Il est essentiel, pour la sécurité publique et la préparation aux situations d’urgence, de comprendre comment les pompiers gèrent les matières dangereuses. Les questions-réponses présentées dans cet article de blog portent notamment sur :

  1. En ce qui concerne plus particulièrement la lutte contre les incendies, qu’entend-on par « matières dangereuses » ?
  2. Combien y a-t-il de catégories de déchets dangereux ?
  3. Quelles sont les matières dangereuses les plus courantes auxquelles les pompiers sont confrontés ?
  4. Comment les pompiers identifient-ils les matières dangereuses sur les lieux d’une intervention d’urgence ?
  5. Pourquoi les plaques de signalisation sont-elles obligatoires pour les chargements de matières dangereuses ?
  6. Quelles sont les exigences physiques relatives à une étiquette de signalisation des matières dangereuses ?
  7. Qu’est-ce que le Guide canadien des matières dangereuses ?
  8. Quelle formation les pompiers canadiens reçoivent-ils pour intervenir en cas d’accident impliquant des matières dangereuses ?
  9. Quel est le protocole à suivre pour les pompiers intervenant sur des incidents impliquant des matières dangereuses ?
  10. Qu’est-ce que le système de commandement en cas d’incident ?
  11. Et s’il y avait des personnes sur les lieux d’un incident qui auraient besoin d’être secourues ?
  12. Comment les pompiers assurent-ils la coordination avec les autres services lors d’incidents impliquant des matières dangereuses ?
  13. Quels sont les défis auxquels sont confrontés les pompiers canadiens lors des interventions liées aux matières dangereuses ?
  14. En conclusion ?

En ce qui concerne plus particulièrement la lutte contre les incendies, qu’entend-on par « matières dangereuses » ?
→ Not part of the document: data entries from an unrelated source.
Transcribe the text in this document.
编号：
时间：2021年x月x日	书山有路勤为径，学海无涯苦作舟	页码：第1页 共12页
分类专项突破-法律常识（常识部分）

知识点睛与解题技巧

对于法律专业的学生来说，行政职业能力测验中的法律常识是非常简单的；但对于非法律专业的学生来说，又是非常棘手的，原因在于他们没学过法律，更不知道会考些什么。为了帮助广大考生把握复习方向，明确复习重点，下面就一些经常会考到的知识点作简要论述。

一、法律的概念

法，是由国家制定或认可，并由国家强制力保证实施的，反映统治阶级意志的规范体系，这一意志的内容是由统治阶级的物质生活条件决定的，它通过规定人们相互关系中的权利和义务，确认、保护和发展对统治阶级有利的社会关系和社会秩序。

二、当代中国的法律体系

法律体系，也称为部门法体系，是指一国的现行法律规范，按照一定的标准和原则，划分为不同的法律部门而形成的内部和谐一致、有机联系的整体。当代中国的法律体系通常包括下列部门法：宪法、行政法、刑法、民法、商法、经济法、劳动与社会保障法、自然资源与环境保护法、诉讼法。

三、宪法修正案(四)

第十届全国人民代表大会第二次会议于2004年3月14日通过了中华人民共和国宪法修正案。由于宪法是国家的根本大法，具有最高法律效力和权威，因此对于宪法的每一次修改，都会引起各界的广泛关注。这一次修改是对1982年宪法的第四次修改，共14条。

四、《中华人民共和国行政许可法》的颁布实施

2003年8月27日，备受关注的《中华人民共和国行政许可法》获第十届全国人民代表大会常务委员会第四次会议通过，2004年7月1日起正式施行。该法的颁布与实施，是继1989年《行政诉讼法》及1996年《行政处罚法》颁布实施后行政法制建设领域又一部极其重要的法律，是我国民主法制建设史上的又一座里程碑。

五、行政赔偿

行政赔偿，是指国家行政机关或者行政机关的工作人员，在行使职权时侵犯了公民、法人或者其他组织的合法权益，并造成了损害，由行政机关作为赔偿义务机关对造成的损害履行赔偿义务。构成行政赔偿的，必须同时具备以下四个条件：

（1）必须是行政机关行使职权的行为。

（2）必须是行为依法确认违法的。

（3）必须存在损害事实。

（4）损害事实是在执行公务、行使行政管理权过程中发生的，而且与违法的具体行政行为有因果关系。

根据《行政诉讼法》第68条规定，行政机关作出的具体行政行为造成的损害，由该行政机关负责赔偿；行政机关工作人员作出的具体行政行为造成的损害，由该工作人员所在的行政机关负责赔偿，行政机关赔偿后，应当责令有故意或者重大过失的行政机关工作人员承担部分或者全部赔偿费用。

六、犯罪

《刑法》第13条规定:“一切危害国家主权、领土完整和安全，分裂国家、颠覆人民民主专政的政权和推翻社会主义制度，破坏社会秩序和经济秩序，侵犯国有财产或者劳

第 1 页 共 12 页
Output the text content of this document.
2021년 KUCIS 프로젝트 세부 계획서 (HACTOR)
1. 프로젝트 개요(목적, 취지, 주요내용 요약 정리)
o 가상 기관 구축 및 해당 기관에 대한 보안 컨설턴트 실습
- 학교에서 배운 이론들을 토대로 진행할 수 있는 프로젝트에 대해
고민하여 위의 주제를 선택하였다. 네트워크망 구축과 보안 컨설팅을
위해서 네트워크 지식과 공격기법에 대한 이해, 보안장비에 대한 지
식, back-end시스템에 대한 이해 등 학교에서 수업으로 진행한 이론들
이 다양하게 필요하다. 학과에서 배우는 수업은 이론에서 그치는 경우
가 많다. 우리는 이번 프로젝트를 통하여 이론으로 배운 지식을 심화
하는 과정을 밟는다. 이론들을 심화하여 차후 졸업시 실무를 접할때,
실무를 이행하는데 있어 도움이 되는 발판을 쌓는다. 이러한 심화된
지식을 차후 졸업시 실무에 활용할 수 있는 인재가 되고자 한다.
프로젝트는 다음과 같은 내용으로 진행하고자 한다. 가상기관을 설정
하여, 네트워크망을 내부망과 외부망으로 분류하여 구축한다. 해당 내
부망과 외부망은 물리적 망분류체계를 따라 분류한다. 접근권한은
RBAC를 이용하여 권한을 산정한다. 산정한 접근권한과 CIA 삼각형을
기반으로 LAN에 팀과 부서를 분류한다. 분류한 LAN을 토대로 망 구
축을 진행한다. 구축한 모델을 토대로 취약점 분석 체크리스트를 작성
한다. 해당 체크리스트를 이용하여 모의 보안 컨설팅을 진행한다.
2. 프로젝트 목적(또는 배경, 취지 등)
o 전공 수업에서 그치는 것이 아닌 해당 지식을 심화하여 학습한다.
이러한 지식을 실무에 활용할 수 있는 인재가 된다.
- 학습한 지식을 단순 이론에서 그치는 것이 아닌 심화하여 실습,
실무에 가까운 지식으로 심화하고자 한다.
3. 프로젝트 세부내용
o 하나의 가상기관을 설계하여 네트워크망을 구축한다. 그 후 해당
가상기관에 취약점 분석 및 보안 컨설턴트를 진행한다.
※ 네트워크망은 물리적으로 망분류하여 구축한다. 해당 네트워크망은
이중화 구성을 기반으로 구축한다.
Les matières dangereuses sont des substances qui présentent des risques pour la santé, la sécurité, les biens ou l’environnement. Par exemple : les liquides inflammables, les produits chimiques toxiques, les acides corrosifs, les substances radioactives et les gaz comprimés.

Ces matières sont transportées quotidiennement à travers tout le pays, traversant les centres urbains, les zones industrielles et les communautés rurales. Il est donc essentiel de disposer de moyens d’intervention d’urgence.

Combien y a-t-il de catégories de déchets dangereux ?

Il existe neuf catégories de déchets dangereux. Par ordre alphabétique et numérique, ce sont :

  1. Explosifs. Toute substance, tout objet ou tout dispositif susceptible d’exploser, que ce soit intentionnellement ou accidentellement.
  2. Gaz. Dangereux en raison de leur inflammabilité ou de leur toxicité. Comprend les gaz non inflammables tels que l’hélium et les inhalateurs pour l’asthme.
  3. Liquides inflammables. Ces liquides ont un point d’éclair inférieur ou égal à 140 °F, c’est-à-dire la température à laquelle une source d’inflammation située à proximité peut enflammer leurs vapeurs.
  4. Solides inflammables. Par exemple, des matières inflammables telles que les allumettes, des matières combustibles spontanées telles que les chiffons imprégnés d’huile, ou des substances qui présentent un danger lorsqu’elles sont mouillées, comme le magnésium.
  5. Substances oxydantes et peroxydes organiques. Les agents oxydants augmentent l’inflammabilité d’autres matières ; les peroxydes sont des composés formés d’agents oxydants et de combustibles organiques qui sont thermiquement instables et susceptibles, de ce fait, de dégager des quantités dangereuses de chaleur et d’énergie.
  6. Substances toxiques ou infectieuses. Substances solides ou liquides toxiques pour l’homme en cas d’exposition par voie orale, cutanée et/ou par inhalation ; et matières infectieuses pathogènes.
  7. Matières radioactives. Par exemple, l’uranium et le plutonium. Par ailleurs, par exemple, les matières présentes dans les panneaux de sortie, les détecteurs de fumée et les appareils à rayons X.
  8. I. Liquides ou solides qui provoquent une destruction de la peau humaine sur toute son épaisseur au niveau du site de contact, dans un délai déterminé.
  9. Divers. Un déchet dangereux qui ne peut être classé correctement dans aucune des classes 1 à 8.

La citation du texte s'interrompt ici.